Share

Pesona Suamiku

Mas Revan datang dengan senyum mengembang ke luar dari mobil sport putih. Lelaki setampan dan sekaya dia pasti lah banyak yang klepek-klepek di luar sana. Aku bahkan tak yakin jika hanya kakakku saja yang jadi selingkuhannya.

"Hai, Mas." Aku tersenyum manja menyambut pria yang mengenakan kemeja rapi itu.

Mas Revan tersenyum manis. Dengan pesona seperti itu, mana mungkin ada perempuan yang menolak? Sedang aku, dulu juga terpesona karena ketampanan di samping kebaikan hatinya.

Bau harum parfum maskulin menguar saat aku memeluk tubuh Mas. Biasanya tak pernah kupamerkan kemesraan seperti ini di depan orang lain. Namun, sekarang aku perlu membuat Mbak Wenda kejang-kejang meski ia pura-pura tak ada apa-apa antara mereka.

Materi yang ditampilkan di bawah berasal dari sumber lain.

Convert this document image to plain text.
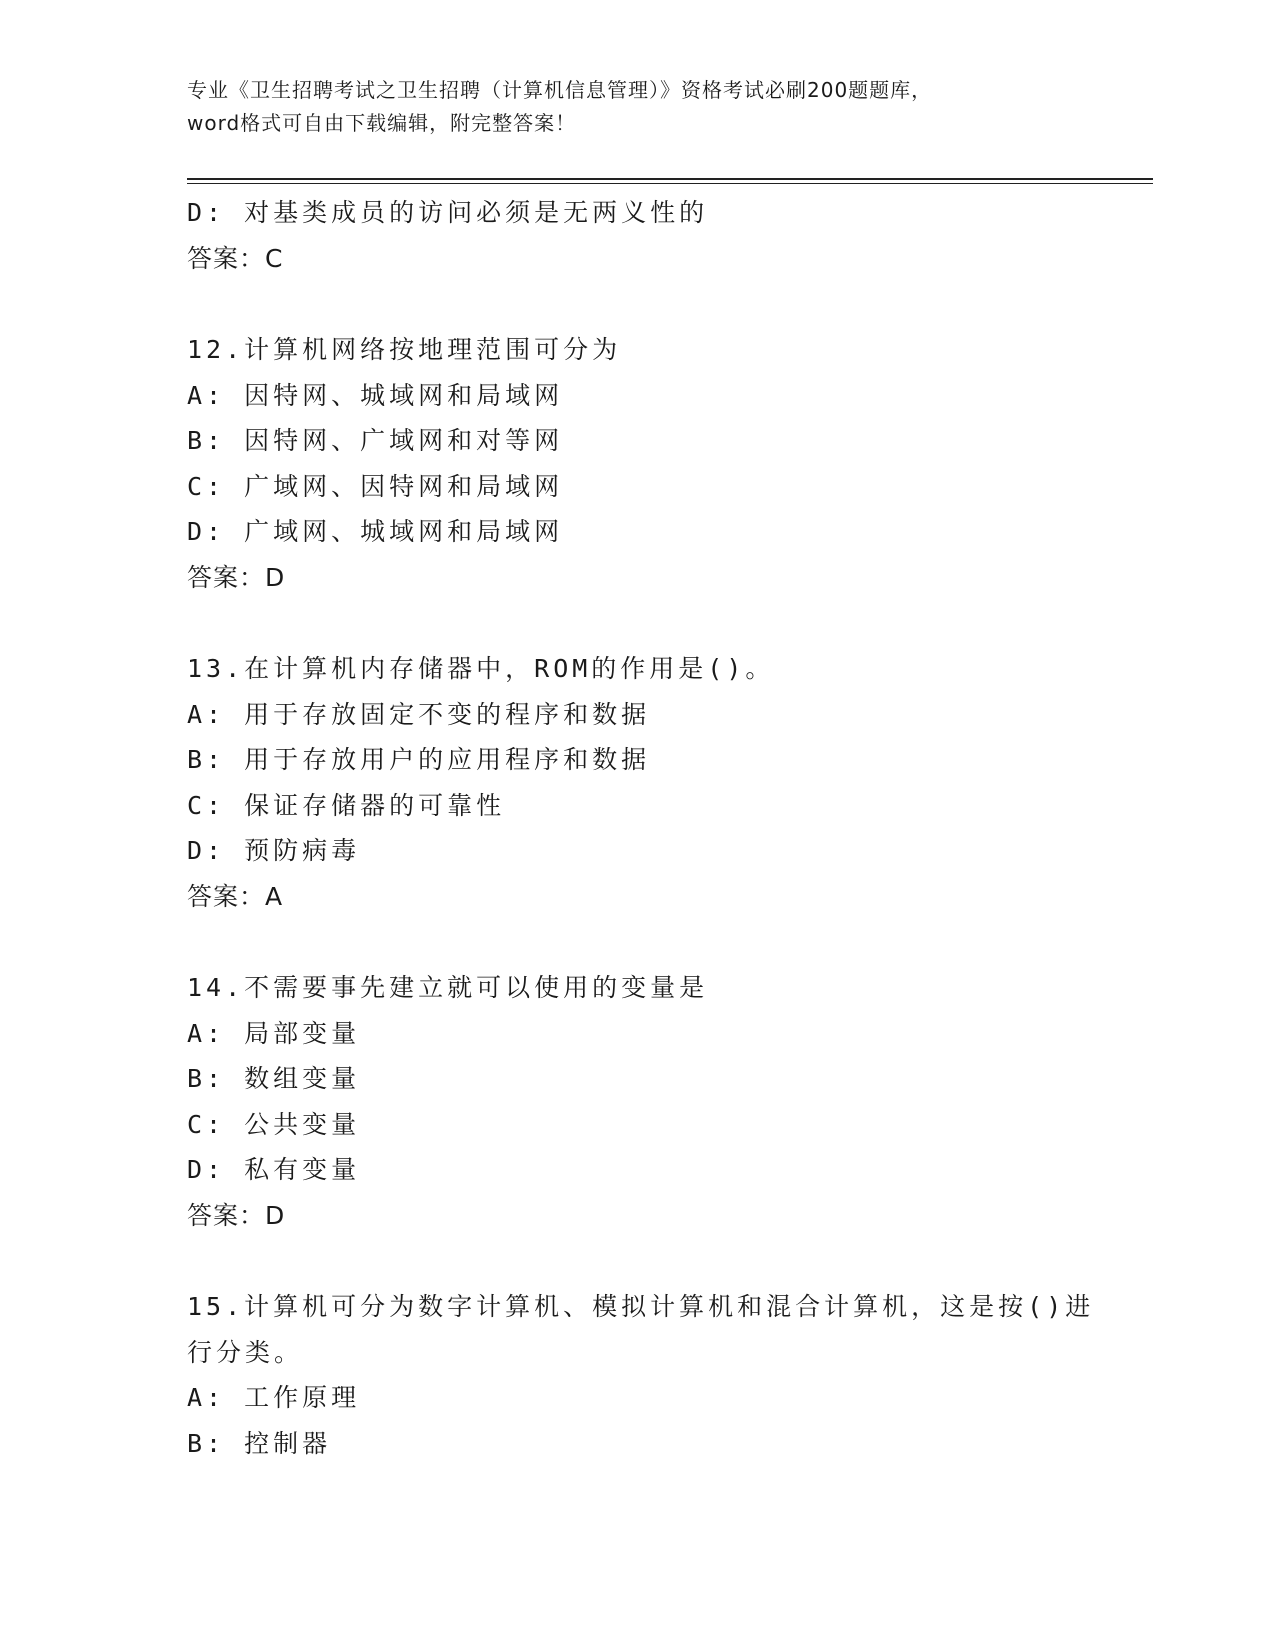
专业《卫生招聘考试之卫生招聘（计算机信息管理）》资格考试必刷200题题库，
word格式可自由下载编辑，附完整答案！
D: 对基类成员的访问必须是无两义性的
答案：C
12.计算机网络按地理范围可分为
A: 因特网、城域网和局域网
B: 因特网、广域网和对等网
C: 广域网、因特网和局域网
D: 广域网、城域网和局域网
答案：D
13.在计算机内存储器中，ROM的作用是()。
A: 用于存放固定不变的程序和数据
B: 用于存放用户的应用程序和数据
C: 保证存储器的可靠性
D: 预防病毒
答案：A
14.不需要事先建立就可以使用的变量是
A: 局部变量
B: 数组变量
C: 公共变量
D: 私有变量
答案：D
15.计算机可分为数字计算机、模拟计算机和混合计算机，这是按()进
行分类。
A: 工作原理
B: 控制器
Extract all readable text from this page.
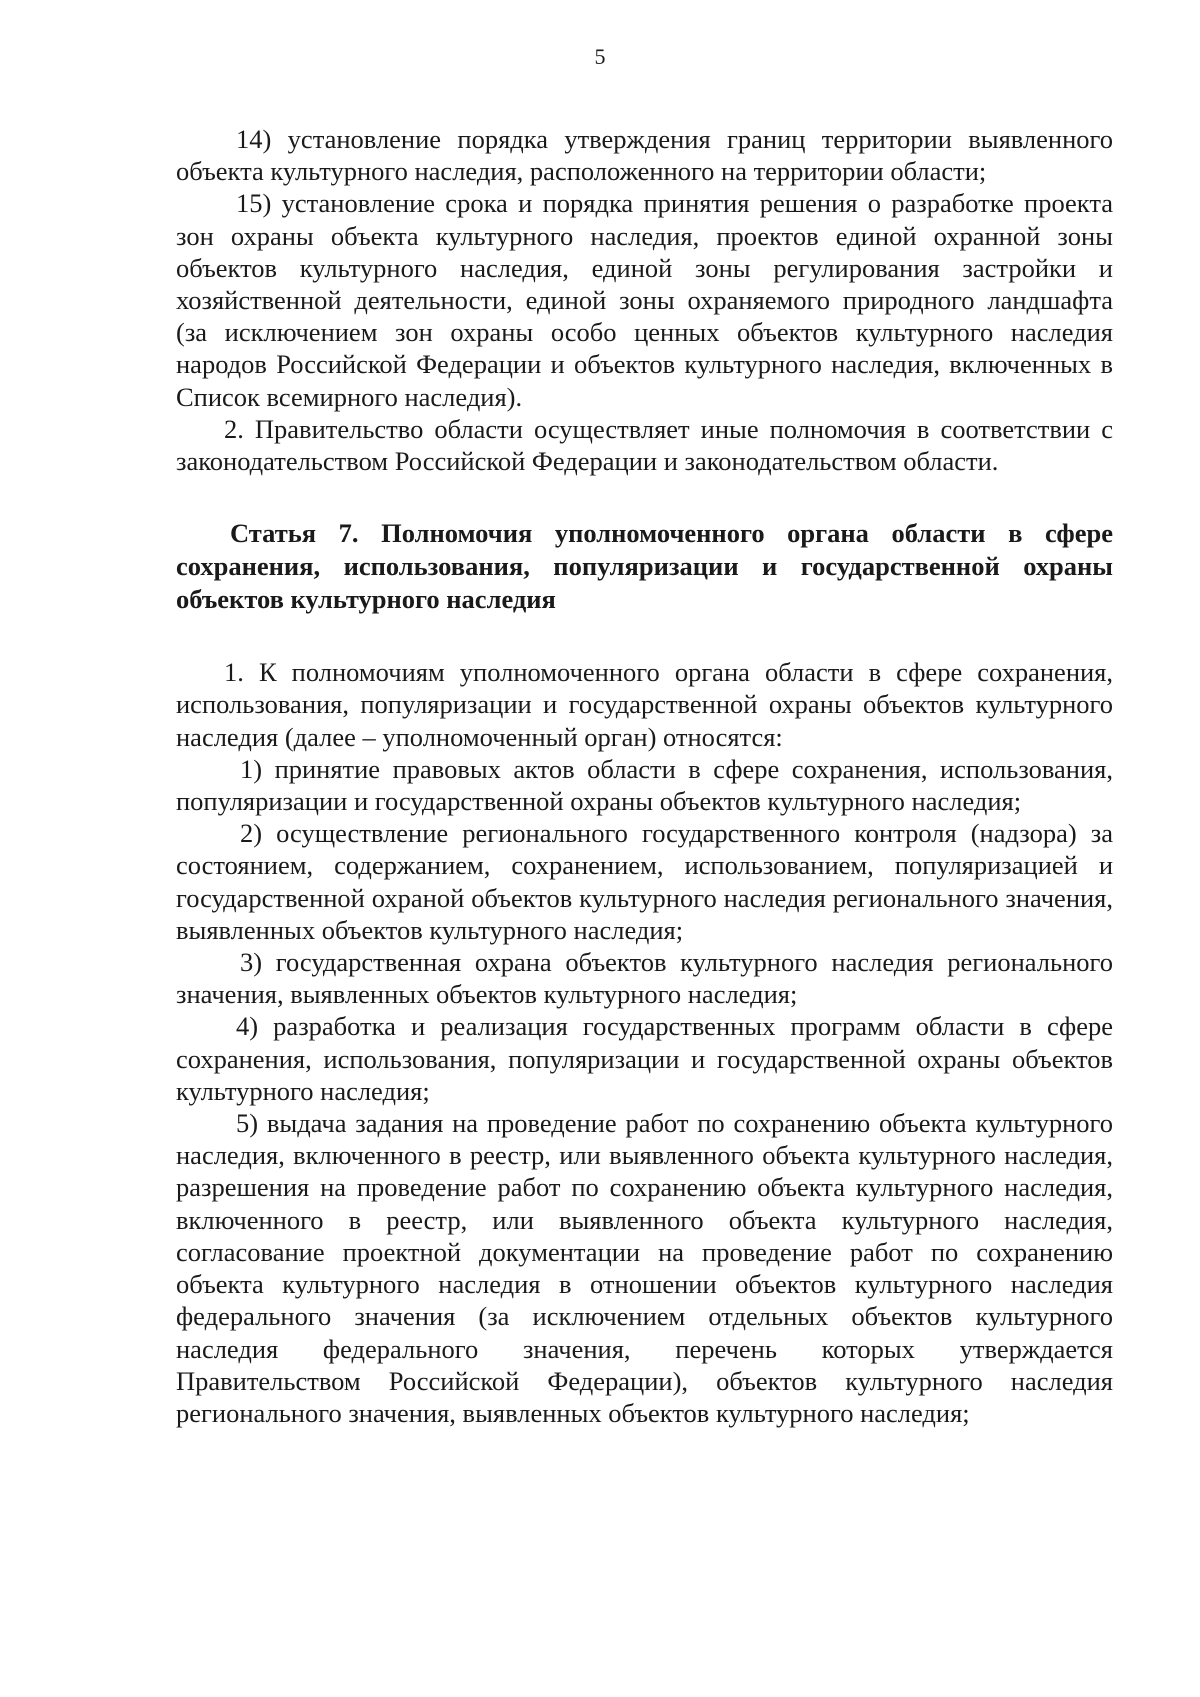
5

14) установление порядка утверждения границ территории выявленного объекта культурного наследия, расположенного на территории области;

15) установление срока и порядка принятия решения о разработке проекта зон охраны объекта культурного наследия, проектов единой охранной зоны объектов культурного наследия, единой зоны регулирования застройки и хозяйственной деятельности, единой зоны охраняемого природного ландшафта (за исключением зон охраны особо ценных объектов культурного наследия народов Российской Федерации и объектов культурного наследия, включенных в Список всемирного наследия).

2. Правительство области осуществляет иные полномочия в соответствии с законодательством Российской Федерации и законодательством области.

Статья 7. Полномочия уполномоченного органа области в сфере сохранения, использования, популяризации и государственной охраны объектов культурного наследия

1. К полномочиям уполномоченного органа области в сфере сохранения, использования, популяризации и государственной охраны объектов культурного наследия (далее – уполномоченный орган) относятся:

1) принятие правовых актов области в сфере сохранения, использования, популяризации и государственной охраны объектов культурного наследия;

2) осуществление регионального государственного контроля (надзора) за состоянием, содержанием, сохранением, использованием, популяризацией и государственной охраной объектов культурного наследия регионального значения, выявленных объектов культурного наследия;

3) государственная охрана объектов культурного наследия регионального значения, выявленных объектов культурного наследия;

4) разработка и реализация государственных программ области в сфере сохранения, использования, популяризации и государственной охраны объектов культурного наследия;

5) выдача задания на проведение работ по сохранению объекта культурного наследия, включенного в реестр, или выявленного объекта культурного наследия, разрешения на проведение работ по сохранению объекта культурного наследия, включенного в реестр, или выявленного объекта культурного наследия, согласование проектной документации на проведение работ по сохранению объекта культурного наследия в отношении объектов культурного наследия федерального значения (за исключением отдельных объектов культурного наследия федерального значения, перечень которых утверждается Правительством Российской Федерации), объектов культурного наследия регионального значения, выявленных объектов культурного наследия;
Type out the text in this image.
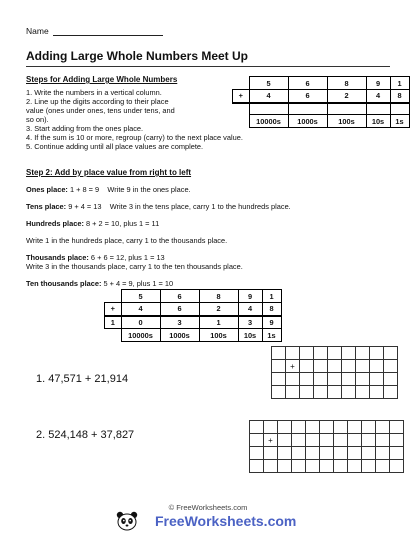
Name
Adding Large Whole Numbers Meet Up
Steps for Adding Large Whole Numbers
1. Write the numbers in a vertical column.
2. Line up the digits according to their place
value (ones under ones, tens under tens, and
so on).
3. Start adding from the ones place.
4. If the sum is 10 or more, regroup (carry) to the next place value.
5. Continue adding until all place values are complete.
	5	6	8	9	1
+	4	6	2	4	8

	10000s	1000s	100s	10s	1s
Step 2: Add by place value from right to left
Ones place: 1 + 8 = 9 Write 9 in the ones place.
Tens place: 9 + 4 = 13 Write 3 in the tens place, carry 1 to the hundreds place.
Hundreds place: 8 + 2 = 10, plus 1 = 11
Write 1 in the hundreds place, carry 1 to the thousands place.
Thousands place: 6 + 6 = 12, plus 1 = 13
Write 3 in the thousands place, carry 1 to the ten thousands place.
Ten thousands place: 5 + 4 = 9, plus 1 = 10
	5	6	8	9	1
+	4	6	2	4	8
1	0	3	1	3	9
	10000s	1000s	100s	10s	1s
1. 47,571 + 21,914

	+							

2. 524,148 + 37,827

		+									

© FreeWorksheets.com
FreeWorksheets.com
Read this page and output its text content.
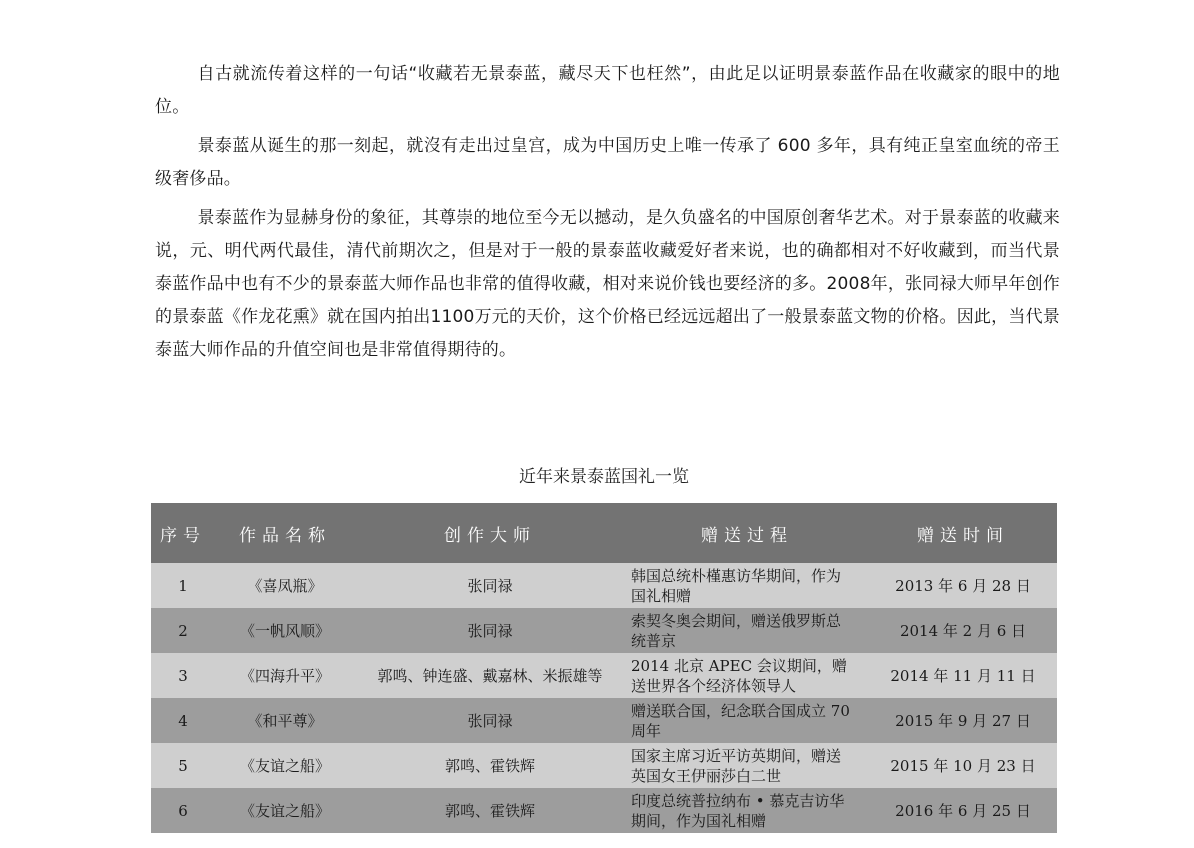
自古就流传着这样的一句话“收藏若无景泰蓝，藏尽天下也枉然”，由此足以证明景泰蓝作品在收藏家的眼中的地位。

景泰蓝从诞生的那一刻起，就沒有走出过皇宫，成为中国历史上唯一传承了 600 多年，具有纯正皇室血统的帝王级奢侈品。

景泰蓝作为显赫身份的象征，其尊崇的地位至今无以撼动，是久负盛名的中国原创奢华艺术。对于景泰蓝的收藏来说，元、明代两代最佳，清代前期次之，但是对于一般的景泰蓝收藏爱好者来说，也的确都相对不好收藏到，而当代景泰蓝作品中也有不少的景泰蓝大师作品也非常的值得收藏，相对来说价钱也要经济的多。2008年，张同禄大师早年创作的景泰蓝《作龙花熏》就在国内拍出1100万元的天价，这个价格已经远远超出了一般景泰蓝文物的价格。因此，当代景泰蓝大师作品的升值空间也是非常值得期待的。

近年来景泰蓝国礼一览
序号	作品名称	创作大师	赠送过程	赠送时间
1	《喜凤瓶》	张同禄	韩国总统朴槿惠访华期间，作为国礼相赠	2013 年 6 月 28 日
2	《一帆风顺》	张同禄	索契冬奥会期间，赠送俄罗斯总统普京	2014 年 2 月 6 日
3	《四海升平》	郭鸣、钟连盛、戴嘉林、米振雄等	2014 北京 APEC 会议期间，赠送世界各个经济体领导人	2014 年 11 月 11 日
4	《和平尊》	张同禄	赠送联合国，纪念联合国成立 70 周年	2015 年 9 月 27 日
5	《友谊之船》	郭鸣、霍铁辉	国家主席习近平访英期间，赠送英国女王伊丽莎白二世	2015 年 10 月 23 日
6	《友谊之船》	郭鸣、霍铁辉	印度总统普拉纳布 • 慕克吉访华期间，作为国礼相赠	2016 年 6 月 25 日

"Kalian baik-baik, ya. Jangan mudah tersulut emosi. Apalagi kalau hanya karena gosip atau prasangka," nasehat Mbak Wenda seolah dia wanita paling baik di dunia ini.

"Iya, Mbak," jawabku. Kentara sekali tatapan Mas Revan pada Mbak Wenda. Bukan hanya terbius cinta, tapi matanya menyiratkan nafsu menggelora.

"Makasih, Mbak. Udah jagain Ria." Lagi, Mas Revan melemparkan senyumnya yang dibalas anggukan kecil kakak perempuanku.

Yah, puaskan saja melihat Mbak Wenda hari ini, Mas. Bisa jadi sekarang adalah waktu terakhir kalian saling bertatap penuh cinta.

Hai, Mas Rayyan! Apa kamu tidak lihat itu? Kesal rasanya melihat pria polos itu tak tahu apa-apa.

___________

Mobil yang kami kendarai ke luar dari pelataran, meninggalkan rumah Mbak Wenda dan Mas Rayyan.

"Mas maaf, ya. Soal kemarin. Harusnya aku percaya kalau di kantor ada serangga yang gigit leher Mas." Tidak mudah berlembut-lembut dengan kondisi hati seperti sekarang.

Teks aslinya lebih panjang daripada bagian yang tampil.